Estreada no Hunter College de Nova Iorque, a obra foi de imediato proibida, emitidos mandados de captura para a coreógrafa, o compositor Morton Subotnick e para os bailarinos.

“Parades & Changes”, considerada pela crítica e a história da dança “uma peça-chave, fundamental para a compreensão do trabalho de pesquisa levado a cabo por Halprin desde os anos de 1950”, esteve afastada dos palcos norte-americanos durante 20 anos, embora tenha sido escolhida como espetáculo de estreia, na inauguração do Museu de Arte de Berkeley, na Califórnia, em 1970.

A obra “resulta de um longo processo de experimentação baseado na improvisação estruturada, da colaboração entre bailarinos e na pesquisa sobre o processo, o lugar, a ação e o autor”, explicou Anne Collard, que trabalhou de perto com a coreógrafa norte-americana, quando da apresentação em Portugal.

“O seu trabalho [de Anna Halprin] é uma parte importante da História da Dança”, disse o coreógrafo Merce Cunningham, o primeiro dos contemporâneos, com Martha Graham, nos Estados Unidos.

O percurso de Anna Halprin centra-se na importância de envolvimento da comunidade, nos seus processos, na renovação da dança e na noção de que esta é “uma atividade profundamente democrática”. É o caso de “Planetary Dance” (“Dança Planetária”) uma obra aberta a todos, que se destina a ser interpretada por qualquer pessoa que decida participar, mesmo sem formação como bailarino, mesmo que não saiba dançar.

Depois de lhe ter sido diagnosticado um cancro, no início dos anos 1970, Halprin começou a utilizar a dança como instrumento de fisioterapia e recuperação, procurando responder a necessidades físicas. Desenvolveu programas específicos para pacientes de cancro e de sida.

Com a filha Daria, fundou o Instituto Tamalpa, em 1978, destinado à formação e investigação, nesta área. Com o marido, escreveu “Intensive Care: Reflections on Death and Dying” (“Cuidados Intensivos: Reflexões sobre a Morte e o Morrer”), em 2000.

A obra de Anna Halprin soma mais de 150 coreografias.
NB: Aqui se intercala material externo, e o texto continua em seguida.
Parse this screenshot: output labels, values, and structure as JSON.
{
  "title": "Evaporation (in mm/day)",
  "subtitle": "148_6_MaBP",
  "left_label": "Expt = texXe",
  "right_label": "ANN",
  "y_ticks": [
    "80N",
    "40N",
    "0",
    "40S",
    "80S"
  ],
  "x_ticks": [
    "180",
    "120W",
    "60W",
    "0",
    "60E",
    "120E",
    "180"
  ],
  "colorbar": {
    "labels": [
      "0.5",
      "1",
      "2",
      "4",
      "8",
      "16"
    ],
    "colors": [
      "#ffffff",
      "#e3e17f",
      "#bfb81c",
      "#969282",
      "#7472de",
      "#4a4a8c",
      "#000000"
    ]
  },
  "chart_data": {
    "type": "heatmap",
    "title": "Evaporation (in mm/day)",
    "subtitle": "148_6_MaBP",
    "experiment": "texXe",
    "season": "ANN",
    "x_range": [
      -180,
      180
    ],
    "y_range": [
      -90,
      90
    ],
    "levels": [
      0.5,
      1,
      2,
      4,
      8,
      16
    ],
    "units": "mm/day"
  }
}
Escreveu três livros de caráter autobiográfico, o mais recente dos quais “Making Dances That Matter” (“Fazer a Dança que Interessa”), de 2019, no qual procura desenvolver recursos para a “criatividade comunitária”.

“Parte do desafio que enfrentei no meu trabalho foi levar a prática de dança a um lugar onde possa servir múltiplas necessidades sociais, comunitárias e de sobrevivência”, escreveu Halprin, nesta derradeira obra.

O seu objetivo, confessou, foi sempre “a criação de danças importantes para as pessoas, na sua vida real, como veículo de mudança social e de resistência da comunidade”.